As we come down the home stretch of 2015, I have much to be thankful for. In September, I officially launched workshops for Fresh Pond Writers and a month later received my first acceptance for a short story.
That story, “Williams,” which imagines a future where Boston Red Sox legend Ted Williams is awoken from his cryogenic sleep was inspired two years ago by an essay from the brilliant David Rakoff about cryonics. I’m not a big fan of baseball and didn’t know that Ted Williams had been put into cryogenic suspension until I read that essay.
More recently I wrote a story called White Bear, which was directly inspired by this poignant video by Rosanna Wan, “A Tale of a Sickly Whale.” There is also a song by Neko Case, This Tornado Loves You, that keeps working its way into my writing, though I’ve yet to figure out the narrative. It’s a work in progress.

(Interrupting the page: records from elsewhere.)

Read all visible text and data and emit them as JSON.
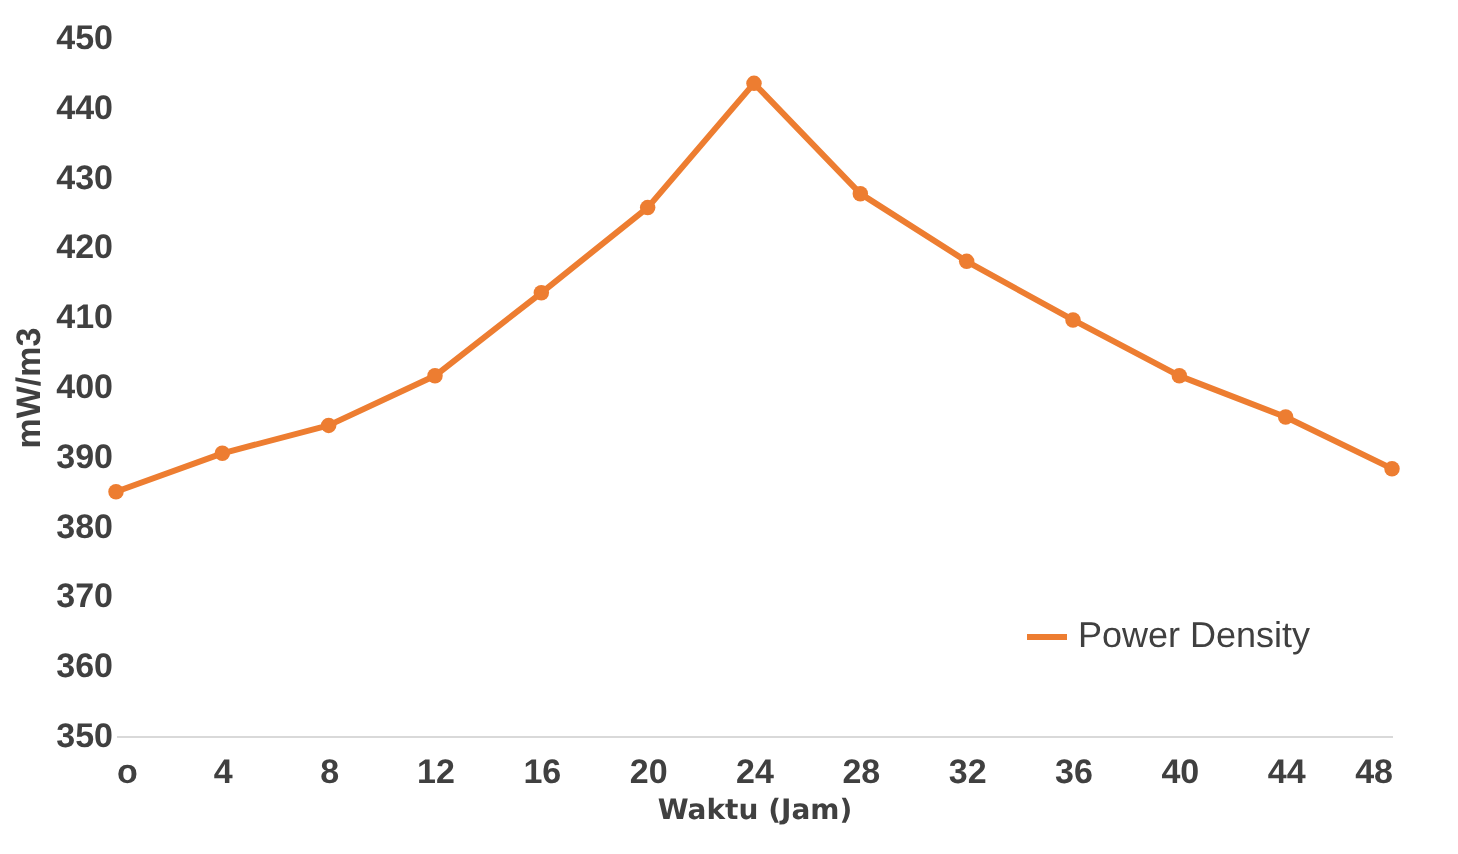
{
  "chart_data": {
    "type": "line",
    "xlabel": "Waktu (Jam)",
    "ylabel": "mW/m3",
    "x": [
      0,
      4,
      8,
      12,
      16,
      20,
      24,
      28,
      32,
      36,
      40,
      44,
      48
    ],
    "series": [
      {
        "name": "Power Density",
        "color": "#ed7d31",
        "values": [
          385,
          390.5,
          394.5,
          401.6,
          413.5,
          425.7,
          443.5,
          427.7,
          418,
          409.6,
          401.6,
          395.7,
          388.3
        ]
      }
    ],
    "xlim": [
      0,
      48
    ],
    "xticks": [
      {
        "value": 0,
        "label": "o"
      },
      4,
      8,
      12,
      16,
      20,
      24,
      28,
      32,
      36,
      40,
      44,
      48
    ],
    "ylim": [
      350,
      450
    ],
    "yticks": [
      350,
      360,
      370,
      380,
      390,
      400,
      410,
      420,
      430,
      440,
      450
    ],
    "grid": false,
    "legend": "bottom right",
    "marker": "circle",
    "line_style": "solid"
  }
}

I’m struck by how these pieces have touched me and inspired me to produce stories. I’m grateful for the art that has fed my own art and it makes me wonder if any specific piece of art has ever inspired you to craft a piece of writing.
Nice post baby ❤️
Sent from my iPhone
Thanks, other baby.
Thought provoking as usual, Tracy. I would say my inspiration such as it is comes from anywhere and everywhere. The latest story I wrote was a response to reading the fiction of John Cheever–and then reading the life of Cheever, and noting the striking gap between the fiction and his bio. So this one came from a certain literary immersion. Other ideas have come from stuff that happened to me when I was a kid; the news and current events; often a character is the seed, based on some ‘character’ I have known; and some stories seem to be purely synthetic, although I labor to make them seem organic. In every case the inspiration is fleshed out so much that often little of it is left at the end, or none of it is. The longer form–the novel–is even more a barnacled thing, some nugget that starts a growth process which makes the little idea at the core seem negligible.
Thank you for your thoughts. How is Cheever’s fiction different from his life? I’ve read many of his short stories.